Beranda BERITA Miris, Dua Kecamatan Ini “Betah” Sandang Zona Merah Sejak Awal Pandemi

Miris, Dua Kecamatan Ini “Betah” Sandang Zona Merah Sejak Awal Pandemi

Satgas COVID-19 Kukar menggelar jumpa pers evaluasi penanganan pandemi. (Foto: Andri/headlinekaltim.co)

HEADLINEKALTIM.CO, TENGGARONG– Berdasarkan evaluasi penanganan COVID-19 di Kutai Kartanegara (Kukar), ada dua kecamatan dari awal pandemi hingga sekarang, terus menyandang zona merah COVID-19.

Diduga virus COVID-19 menyebar dari karyawan perusahaan. “Ada dua kecamatan, yaitu Anggana dan Loa Janan, masuk zona merah terus, ini membuat Satgas COVID-19 Kukar merasa prihatin, ” ucap Bupati Edi Damansyah, saat jumpa pers terkait evaluasi COVID-19, Senin 18 Januari 2021 di kantor Bupati Kukar bersama Forkopimda dan OPD.

Selain itu, kata Edi, ada 22 desa tercatat zona merah COVID-19 sejak awal pandemi.
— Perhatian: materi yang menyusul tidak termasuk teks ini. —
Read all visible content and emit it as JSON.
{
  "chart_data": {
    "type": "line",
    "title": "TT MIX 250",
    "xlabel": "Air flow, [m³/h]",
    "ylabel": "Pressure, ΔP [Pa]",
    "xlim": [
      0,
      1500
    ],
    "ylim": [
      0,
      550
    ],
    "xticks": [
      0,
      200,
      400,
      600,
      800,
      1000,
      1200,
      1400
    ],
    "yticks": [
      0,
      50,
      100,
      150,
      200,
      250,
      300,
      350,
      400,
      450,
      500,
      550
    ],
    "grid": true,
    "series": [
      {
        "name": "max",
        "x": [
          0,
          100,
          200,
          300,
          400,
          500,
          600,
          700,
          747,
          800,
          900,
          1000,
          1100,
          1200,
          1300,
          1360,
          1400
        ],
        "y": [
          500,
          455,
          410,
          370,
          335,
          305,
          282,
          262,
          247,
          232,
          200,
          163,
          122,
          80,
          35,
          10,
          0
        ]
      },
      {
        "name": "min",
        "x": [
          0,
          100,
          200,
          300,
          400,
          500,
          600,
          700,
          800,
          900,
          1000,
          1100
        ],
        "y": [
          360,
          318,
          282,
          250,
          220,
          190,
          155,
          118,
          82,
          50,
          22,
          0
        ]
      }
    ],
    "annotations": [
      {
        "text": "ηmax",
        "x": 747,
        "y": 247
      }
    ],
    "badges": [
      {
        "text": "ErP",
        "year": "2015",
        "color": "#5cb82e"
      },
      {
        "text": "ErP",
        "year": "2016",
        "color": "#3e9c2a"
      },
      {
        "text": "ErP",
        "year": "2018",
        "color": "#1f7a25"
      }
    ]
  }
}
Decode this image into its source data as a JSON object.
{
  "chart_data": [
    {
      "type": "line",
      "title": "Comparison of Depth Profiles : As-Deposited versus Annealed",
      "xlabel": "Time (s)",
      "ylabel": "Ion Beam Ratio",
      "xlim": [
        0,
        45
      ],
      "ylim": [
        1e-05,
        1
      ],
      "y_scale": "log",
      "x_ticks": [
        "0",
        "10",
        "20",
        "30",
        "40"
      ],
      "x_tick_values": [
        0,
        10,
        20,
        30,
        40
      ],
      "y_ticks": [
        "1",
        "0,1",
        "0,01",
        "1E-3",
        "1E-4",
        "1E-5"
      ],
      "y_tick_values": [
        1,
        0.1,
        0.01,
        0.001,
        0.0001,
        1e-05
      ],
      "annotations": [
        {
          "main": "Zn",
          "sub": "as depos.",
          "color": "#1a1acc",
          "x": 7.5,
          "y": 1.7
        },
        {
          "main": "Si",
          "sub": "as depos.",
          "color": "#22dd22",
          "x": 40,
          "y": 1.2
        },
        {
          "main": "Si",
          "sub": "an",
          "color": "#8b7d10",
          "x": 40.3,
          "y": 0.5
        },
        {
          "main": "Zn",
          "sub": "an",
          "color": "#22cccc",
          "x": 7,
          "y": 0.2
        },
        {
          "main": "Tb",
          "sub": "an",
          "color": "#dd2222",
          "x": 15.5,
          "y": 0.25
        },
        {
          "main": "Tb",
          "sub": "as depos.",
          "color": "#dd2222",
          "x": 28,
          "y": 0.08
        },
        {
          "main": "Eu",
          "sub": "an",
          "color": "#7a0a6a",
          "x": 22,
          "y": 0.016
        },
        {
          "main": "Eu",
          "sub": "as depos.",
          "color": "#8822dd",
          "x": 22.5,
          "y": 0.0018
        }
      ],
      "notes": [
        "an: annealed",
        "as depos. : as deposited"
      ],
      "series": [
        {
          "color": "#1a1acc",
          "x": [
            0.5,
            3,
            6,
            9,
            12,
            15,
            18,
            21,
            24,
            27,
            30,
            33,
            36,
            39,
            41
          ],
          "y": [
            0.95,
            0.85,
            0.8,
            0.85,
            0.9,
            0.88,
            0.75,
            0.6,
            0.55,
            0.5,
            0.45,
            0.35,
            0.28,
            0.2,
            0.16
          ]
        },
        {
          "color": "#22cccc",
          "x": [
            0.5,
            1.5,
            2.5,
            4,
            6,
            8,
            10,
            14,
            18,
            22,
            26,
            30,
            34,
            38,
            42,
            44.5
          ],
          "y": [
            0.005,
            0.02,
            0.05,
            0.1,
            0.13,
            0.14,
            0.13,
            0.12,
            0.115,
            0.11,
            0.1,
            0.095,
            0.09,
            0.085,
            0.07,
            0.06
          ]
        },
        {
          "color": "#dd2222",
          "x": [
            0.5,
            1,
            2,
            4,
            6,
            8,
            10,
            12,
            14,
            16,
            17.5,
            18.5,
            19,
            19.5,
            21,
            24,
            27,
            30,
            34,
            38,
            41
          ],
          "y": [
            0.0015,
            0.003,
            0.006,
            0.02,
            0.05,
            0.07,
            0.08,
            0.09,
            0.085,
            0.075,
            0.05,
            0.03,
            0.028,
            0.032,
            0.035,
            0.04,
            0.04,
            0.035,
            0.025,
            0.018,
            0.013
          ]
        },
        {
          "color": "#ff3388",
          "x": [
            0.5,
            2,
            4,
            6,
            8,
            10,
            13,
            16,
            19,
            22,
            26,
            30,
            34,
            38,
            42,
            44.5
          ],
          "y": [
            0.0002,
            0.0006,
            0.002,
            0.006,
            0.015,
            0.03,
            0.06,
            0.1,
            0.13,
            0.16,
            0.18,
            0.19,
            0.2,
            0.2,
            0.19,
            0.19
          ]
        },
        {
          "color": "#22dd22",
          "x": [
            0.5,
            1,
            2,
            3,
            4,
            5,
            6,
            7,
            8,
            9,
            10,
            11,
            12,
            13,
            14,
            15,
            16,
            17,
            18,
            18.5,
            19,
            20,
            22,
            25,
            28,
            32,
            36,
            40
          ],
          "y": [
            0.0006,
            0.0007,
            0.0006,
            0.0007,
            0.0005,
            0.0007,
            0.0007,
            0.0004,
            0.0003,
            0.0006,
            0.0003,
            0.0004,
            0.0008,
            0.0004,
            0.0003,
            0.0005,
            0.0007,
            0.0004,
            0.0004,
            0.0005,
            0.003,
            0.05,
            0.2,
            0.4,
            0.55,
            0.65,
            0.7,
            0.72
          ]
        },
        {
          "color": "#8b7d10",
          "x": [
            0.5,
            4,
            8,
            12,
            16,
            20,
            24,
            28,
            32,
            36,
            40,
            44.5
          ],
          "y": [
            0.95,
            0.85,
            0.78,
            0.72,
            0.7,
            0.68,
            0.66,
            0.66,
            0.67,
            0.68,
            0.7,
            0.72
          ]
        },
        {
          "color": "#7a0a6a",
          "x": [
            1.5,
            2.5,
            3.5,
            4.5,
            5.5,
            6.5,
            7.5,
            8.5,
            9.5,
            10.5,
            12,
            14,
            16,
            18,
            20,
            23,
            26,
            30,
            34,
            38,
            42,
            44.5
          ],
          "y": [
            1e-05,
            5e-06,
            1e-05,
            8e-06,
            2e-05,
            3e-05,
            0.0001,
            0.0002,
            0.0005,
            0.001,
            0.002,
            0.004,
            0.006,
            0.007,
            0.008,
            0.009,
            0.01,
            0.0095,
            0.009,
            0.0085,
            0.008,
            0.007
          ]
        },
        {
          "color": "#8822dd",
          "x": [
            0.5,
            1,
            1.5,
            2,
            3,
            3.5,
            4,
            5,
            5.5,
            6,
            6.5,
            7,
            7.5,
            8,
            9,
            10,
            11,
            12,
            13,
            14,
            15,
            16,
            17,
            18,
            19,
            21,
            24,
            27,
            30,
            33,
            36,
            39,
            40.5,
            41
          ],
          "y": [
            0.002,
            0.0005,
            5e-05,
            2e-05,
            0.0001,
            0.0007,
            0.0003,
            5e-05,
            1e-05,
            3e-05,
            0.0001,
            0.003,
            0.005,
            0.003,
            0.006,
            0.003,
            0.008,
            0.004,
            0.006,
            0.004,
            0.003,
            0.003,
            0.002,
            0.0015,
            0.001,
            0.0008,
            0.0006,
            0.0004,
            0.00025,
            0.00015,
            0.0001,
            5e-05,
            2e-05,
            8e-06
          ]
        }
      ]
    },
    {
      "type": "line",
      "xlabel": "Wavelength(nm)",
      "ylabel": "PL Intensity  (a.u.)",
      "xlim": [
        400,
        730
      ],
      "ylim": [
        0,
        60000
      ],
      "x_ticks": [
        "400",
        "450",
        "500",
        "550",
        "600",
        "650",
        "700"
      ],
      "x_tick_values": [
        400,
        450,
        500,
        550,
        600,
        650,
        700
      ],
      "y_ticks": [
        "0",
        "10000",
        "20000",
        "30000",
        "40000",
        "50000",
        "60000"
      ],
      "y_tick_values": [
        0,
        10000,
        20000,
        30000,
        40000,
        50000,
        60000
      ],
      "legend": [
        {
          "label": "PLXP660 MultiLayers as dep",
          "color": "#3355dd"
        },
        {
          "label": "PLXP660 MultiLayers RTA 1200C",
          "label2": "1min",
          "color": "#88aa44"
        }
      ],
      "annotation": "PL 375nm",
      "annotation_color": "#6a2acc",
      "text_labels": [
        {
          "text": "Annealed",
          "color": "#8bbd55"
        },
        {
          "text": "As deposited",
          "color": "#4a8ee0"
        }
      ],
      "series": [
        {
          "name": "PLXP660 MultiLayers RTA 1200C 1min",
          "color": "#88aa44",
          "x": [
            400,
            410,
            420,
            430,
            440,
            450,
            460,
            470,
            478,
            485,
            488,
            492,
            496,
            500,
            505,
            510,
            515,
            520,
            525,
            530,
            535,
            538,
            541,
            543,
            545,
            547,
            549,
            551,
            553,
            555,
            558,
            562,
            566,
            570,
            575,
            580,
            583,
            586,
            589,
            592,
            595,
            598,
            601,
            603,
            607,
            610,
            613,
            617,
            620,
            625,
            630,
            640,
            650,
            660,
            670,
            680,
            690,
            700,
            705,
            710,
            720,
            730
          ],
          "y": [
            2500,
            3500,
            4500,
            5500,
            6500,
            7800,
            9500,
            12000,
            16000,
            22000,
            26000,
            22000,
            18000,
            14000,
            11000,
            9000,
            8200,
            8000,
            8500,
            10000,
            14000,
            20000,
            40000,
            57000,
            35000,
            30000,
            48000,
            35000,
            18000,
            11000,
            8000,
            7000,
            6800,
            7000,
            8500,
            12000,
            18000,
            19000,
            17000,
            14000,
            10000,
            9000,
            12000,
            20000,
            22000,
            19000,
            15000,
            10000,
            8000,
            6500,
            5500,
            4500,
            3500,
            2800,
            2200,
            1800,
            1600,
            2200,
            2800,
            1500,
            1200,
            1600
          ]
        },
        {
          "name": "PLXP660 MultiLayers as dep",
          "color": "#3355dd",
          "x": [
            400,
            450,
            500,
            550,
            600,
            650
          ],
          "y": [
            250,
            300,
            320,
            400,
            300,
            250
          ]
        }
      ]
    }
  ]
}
Tren kurva kasus terkonfirmasi positif masih terus meningkat.

Per hari ini, sebanyak 5.814 orang positif, 4.843 sembuh, 859 masih dirawat, serta 112 meninggal dunia.

Advertisement

“Yang meninggal bukan hanya orang Kukar, ada juga orang luar. Namun, terpapar COVID dari Kukar, ” jelasnya.

Edi menyimpulkan, Anggana dan Loa Janan “betah” menyandang zona merah karena ada aktivitas karyawan perusahaan yang melakukan perjalanan. Saat kembali bekerja, menimbulkan klaster penularan baru.

Oleh sebab itu, Pemkab meminta kepada karyawan perusahaan untuk tetap memperhatikan manajemen tenaga kerja, dengan menerapkan standar protokol pencegahan penyebaran COVID-19.

“Biasanya bukan klaster karyawan yang di mess, tapi karyawan yang pulang ke rumah. Kita ingin setelah pulang sudah bersih dari virus, ” katanya.

Edi memastikan, pemberlakuan pembatasan kegiatan masyarakat (PPKM) yang sudah diterapkankan sejak beberapa bulan lalu, akan dievaluasi lagi.

Baca Juga  Kutai Kartanegara Kekurangan Figur Calon Kepala Sekolah

“Pastinya, kita akan libatkan tokoh masyarakat dan agama, agar tidak bosan mengajak masyarakat menerapkan protokol COVID-19 di tempat umum, ” tandasnya.